Dalam cerita kehidupan manusia, memiliki kekurangan tak lain hanyalah sebuah momok yang menjadi bayang-bayang kemanapun melangkah. Perasaan minder yang selalu timbul tanpa disadari bisa menjadi sahabat. Bagi saya, yang amat sangat kurang pintar sejak kecil menjadikan saya semangat untuk terus mau belajar dan membaca, apalagi memiliki seorang kakak yang sangat pandai, mau tak mau keinginan untuk menjadi pintar harus terus dipaksa hingga dewasa. Memiliki wajah yang jauh dari cantikpun membuat saya harus menelurkan berbagai kepribadian dari dalam sebagai kompensasi.

Setelah lulus kuliah, saya memutuskan untuk bekerja jauh dari kota tempat saya dibesarkan, mungkin banyak teman yang tak menyangka saya mengambil keputusan itu. Saat itulah pertama kali jauh dari Ibu dan Bapak, tinggal di barak bersama orang-orang yang baru saja dikenal, berbagi sungai untuk MCK, menghabiskan hari-hari di hutan, berjalan di bawah terik matahari, ditemani cuaca yang tak pernah terduga, geologist oh geologist...Tak perduli apa kata orang, saya tetap membungkus pengalaman itu dengan kebahagiaan. [asli ini mah, bahagia banget bisa jadi geologist!!]

Memiliki seorang Ibu yang bekerja dari pagi hingga malam dan jarang ada waktu untuk anak-anaknya mungkin hanyalah sebuah cerita klasik populer anak-anak di kota metropolitan. Namun bagi saya, melalui beliaulah saya belajar untuk bertanggung jawab, bukan hanya pada pekerjaan tapi untuk segala keputusan yang telah saya ambil dan segala perbuatan yang telah saya lakukan. Walaupun waktunya tak banyak untuk saya, tapi limpahan cinta dan kasih sayang yang saya rasakan.. tak terhingga sampai saat ini. Pelukan, dekapan, dan do’anya adalah hembusan nafas untuk langkah di tiap kehidupanku.

Untuk orang lain, memiliki Bapak yang seorang muallaf dan tak bisa mengaji, mungkin sebuah cerita yang tak perlu diungkap. Tapi tidak untuk saya, memiliki Bapak seperti beliau adalah pintu terbukanya memaknai ribuan jejak perjalanan dan pengetahuan ke dalam. Kejujuran adalah benang merah yang kuambil darinya tanpa ada sedikitpun rasa dengki, kiranya itulah jejak yang ia tinggalkan untuk saya (dan saudara-saudara saya tentunya---Arimbi, Retno, Indrajit).

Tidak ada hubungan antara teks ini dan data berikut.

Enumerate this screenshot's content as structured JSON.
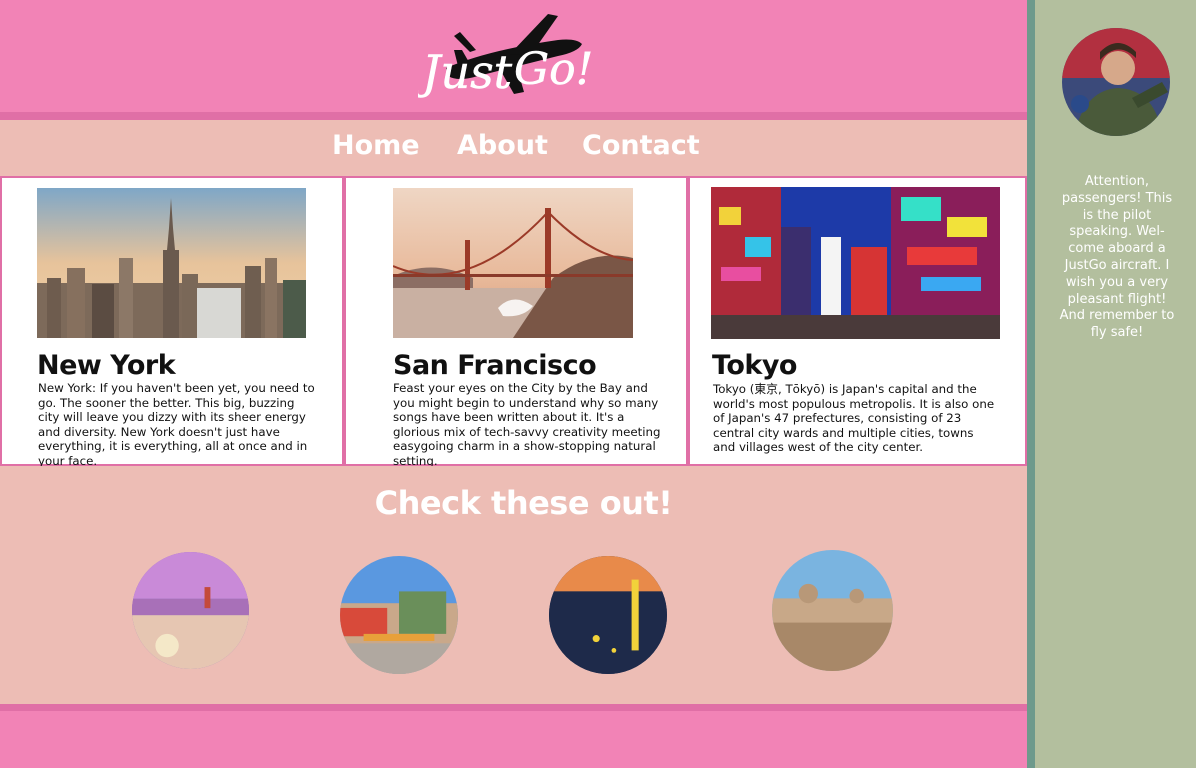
{
  "logo": {
    "text_left": "Just",
    "text_right": "Go!"
  },
  "nav": {
    "items": [
      {
        "label": "Home"
      },
      {
        "label": "About"
      },
      {
        "label": "Contact"
      }
    ]
  },
  "cards": [
    {
      "title": "New York",
      "body": "New York: If you haven't been yet, you need to go. The sooner the better. This big, buzzing city will leave you dizzy with its sheer energy and diversity. New York doesn't just have everything, it is everything, all at once and in your face."
    },
    {
      "title": "San Francisco",
      "body": "Feast your eyes on the City by the Bay and you might begin to understand why so many songs have been written about it. It's a glorious mix of tech-savvy creativity meeting easygoing charm in a show-stopping natural setting."
    },
    {
      "title": "Tokyo",
      "body": "Tokyo (東京, Tōkyō) is Japan's capital and the world's most populous metropolis. It is also one of Japan's 47 prefectures, consisting of 23 central city wards and multiple cities, towns and villages west of the city center."
    }
  ],
  "explore": {
    "title": "Check these out!"
  },
  "sidebar": {
    "message": "Attention, passengers! This is the pilot speaking. Wel-come aboard a JustGo aircraft. I wish you a very pleasant flight! And remember to fly safe!"
  },
  "colors": {
    "header_pink": "#f283b6",
    "stripe_pink": "#e06fa6",
    "nav_blush": "#edbdb5",
    "sidebar_sage": "#b3bf9e",
    "sidebar_border": "#6e9a8c"
  }
}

Kemudian, hidup terpisah dari saudaraku yang jauh disana melahirkan keikhlasan untuk tetap merasa dekat dengannya, walaupun sebenarnya belum dapat bertemu. Bercermin dari kisah hidupnya merupakan tugas untukku, sebagai adiknya untuk menenangkan pikiranku dan berjalan tanpa keragu-raguan. Bahwa jarak, hanyalah barisan angka dengan satuannya yang secara matematis menjauhkan, tapi saya dan mimpi-mimpi yang telah tertanam tak boleh terkalahkan dengan itu.

Karena dalam kejernihan, tidak ada baik-buruk, benar-salah. Di atas keduanya tersisa sesuatu yang mengagumkan:: makna.
Ia tersembunyi di balik hal-hal yang disebut manusia baik sekaligus buruk, benar sekaligus salah.

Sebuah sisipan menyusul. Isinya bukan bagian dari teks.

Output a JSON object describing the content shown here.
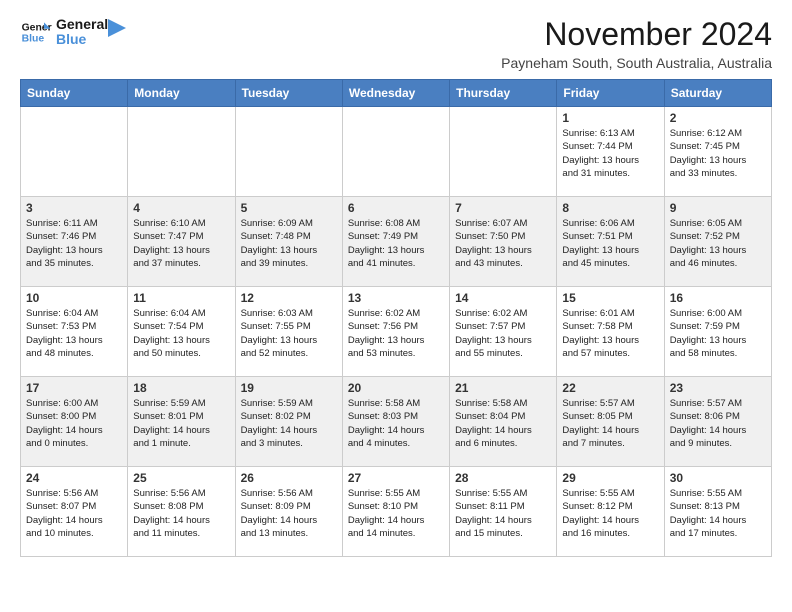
{
  "header": {
    "logo_line1": "General",
    "logo_line2": "Blue",
    "month": "November 2024",
    "location": "Payneham South, South Australia, Australia"
  },
  "weekdays": [
    "Sunday",
    "Monday",
    "Tuesday",
    "Wednesday",
    "Thursday",
    "Friday",
    "Saturday"
  ],
  "weeks": [
    [
      {
        "day": "",
        "info": ""
      },
      {
        "day": "",
        "info": ""
      },
      {
        "day": "",
        "info": ""
      },
      {
        "day": "",
        "info": ""
      },
      {
        "day": "",
        "info": ""
      },
      {
        "day": "1",
        "info": "Sunrise: 6:13 AM\nSunset: 7:44 PM\nDaylight: 13 hours\nand 31 minutes."
      },
      {
        "day": "2",
        "info": "Sunrise: 6:12 AM\nSunset: 7:45 PM\nDaylight: 13 hours\nand 33 minutes."
      }
    ],
    [
      {
        "day": "3",
        "info": "Sunrise: 6:11 AM\nSunset: 7:46 PM\nDaylight: 13 hours\nand 35 minutes."
      },
      {
        "day": "4",
        "info": "Sunrise: 6:10 AM\nSunset: 7:47 PM\nDaylight: 13 hours\nand 37 minutes."
      },
      {
        "day": "5",
        "info": "Sunrise: 6:09 AM\nSunset: 7:48 PM\nDaylight: 13 hours\nand 39 minutes."
      },
      {
        "day": "6",
        "info": "Sunrise: 6:08 AM\nSunset: 7:49 PM\nDaylight: 13 hours\nand 41 minutes."
      },
      {
        "day": "7",
        "info": "Sunrise: 6:07 AM\nSunset: 7:50 PM\nDaylight: 13 hours\nand 43 minutes."
      },
      {
        "day": "8",
        "info": "Sunrise: 6:06 AM\nSunset: 7:51 PM\nDaylight: 13 hours\nand 45 minutes."
      },
      {
        "day": "9",
        "info": "Sunrise: 6:05 AM\nSunset: 7:52 PM\nDaylight: 13 hours\nand 46 minutes."
      }
    ],
    [
      {
        "day": "10",
        "info": "Sunrise: 6:04 AM\nSunset: 7:53 PM\nDaylight: 13 hours\nand 48 minutes."
      },
      {
        "day": "11",
        "info": "Sunrise: 6:04 AM\nSunset: 7:54 PM\nDaylight: 13 hours\nand 50 minutes."
      },
      {
        "day": "12",
        "info": "Sunrise: 6:03 AM\nSunset: 7:55 PM\nDaylight: 13 hours\nand 52 minutes."
      },
      {
        "day": "13",
        "info": "Sunrise: 6:02 AM\nSunset: 7:56 PM\nDaylight: 13 hours\nand 53 minutes."
      },
      {
        "day": "14",
        "info": "Sunrise: 6:02 AM\nSunset: 7:57 PM\nDaylight: 13 hours\nand 55 minutes."
      },
      {
        "day": "15",
        "info": "Sunrise: 6:01 AM\nSunset: 7:58 PM\nDaylight: 13 hours\nand 57 minutes."
      },
      {
        "day": "16",
        "info": "Sunrise: 6:00 AM\nSunset: 7:59 PM\nDaylight: 13 hours\nand 58 minutes."
      }
    ],
    [
      {
        "day": "17",
        "info": "Sunrise: 6:00 AM\nSunset: 8:00 PM\nDaylight: 14 hours\nand 0 minutes."
      },
      {
        "day": "18",
        "info": "Sunrise: 5:59 AM\nSunset: 8:01 PM\nDaylight: 14 hours\nand 1 minute."
      },
      {
        "day": "19",
        "info": "Sunrise: 5:59 AM\nSunset: 8:02 PM\nDaylight: 14 hours\nand 3 minutes."
      },
      {
        "day": "20",
        "info": "Sunrise: 5:58 AM\nSunset: 8:03 PM\nDaylight: 14 hours\nand 4 minutes."
      },
      {
        "day": "21",
        "info": "Sunrise: 5:58 AM\nSunset: 8:04 PM\nDaylight: 14 hours\nand 6 minutes."
      },
      {
        "day": "22",
        "info": "Sunrise: 5:57 AM\nSunset: 8:05 PM\nDaylight: 14 hours\nand 7 minutes."
      },
      {
        "day": "23",
        "info": "Sunrise: 5:57 AM\nSunset: 8:06 PM\nDaylight: 14 hours\nand 9 minutes."
      }
    ],
    [
      {
        "day": "24",
        "info": "Sunrise: 5:56 AM\nSunset: 8:07 PM\nDaylight: 14 hours\nand 10 minutes."
      },
      {
        "day": "25",
        "info": "Sunrise: 5:56 AM\nSunset: 8:08 PM\nDaylight: 14 hours\nand 11 minutes."
      },
      {
        "day": "26",
        "info": "Sunrise: 5:56 AM\nSunset: 8:09 PM\nDaylight: 14 hours\nand 13 minutes."
      },
      {
        "day": "27",
        "info": "Sunrise: 5:55 AM\nSunset: 8:10 PM\nDaylight: 14 hours\nand 14 minutes."
      },
      {
        "day": "28",
        "info": "Sunrise: 5:55 AM\nSunset: 8:11 PM\nDaylight: 14 hours\nand 15 minutes."
      },
      {
        "day": "29",
        "info": "Sunrise: 5:55 AM\nSunset: 8:12 PM\nDaylight: 14 hours\nand 16 minutes."
      },
      {
        "day": "30",
        "info": "Sunrise: 5:55 AM\nSunset: 8:13 PM\nDaylight: 14 hours\nand 17 minutes."
      }
    ]
  ]
}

[I Gede Prama]“Siang memang ada untuk membukakan pintu bagi sang malam. Api tercipta untuk mengajari manusia tentang sejuknya air. Awan gelap ada sebagai pintu pembuka bagi langit biru yang mengagumkan. Kebencian dan dengki ada agar manusia bisa melihat kedalaman-kedalaman kebaikan.” [I Gede Prama]

Lalu, jikalau ada derai air mata dan isak tangis, percayalah... itu ada untuk membuatmu sadar betapa indahnya dunia ini dengan bersyukur , tertawa dan tersenyum [Gita Saraswati]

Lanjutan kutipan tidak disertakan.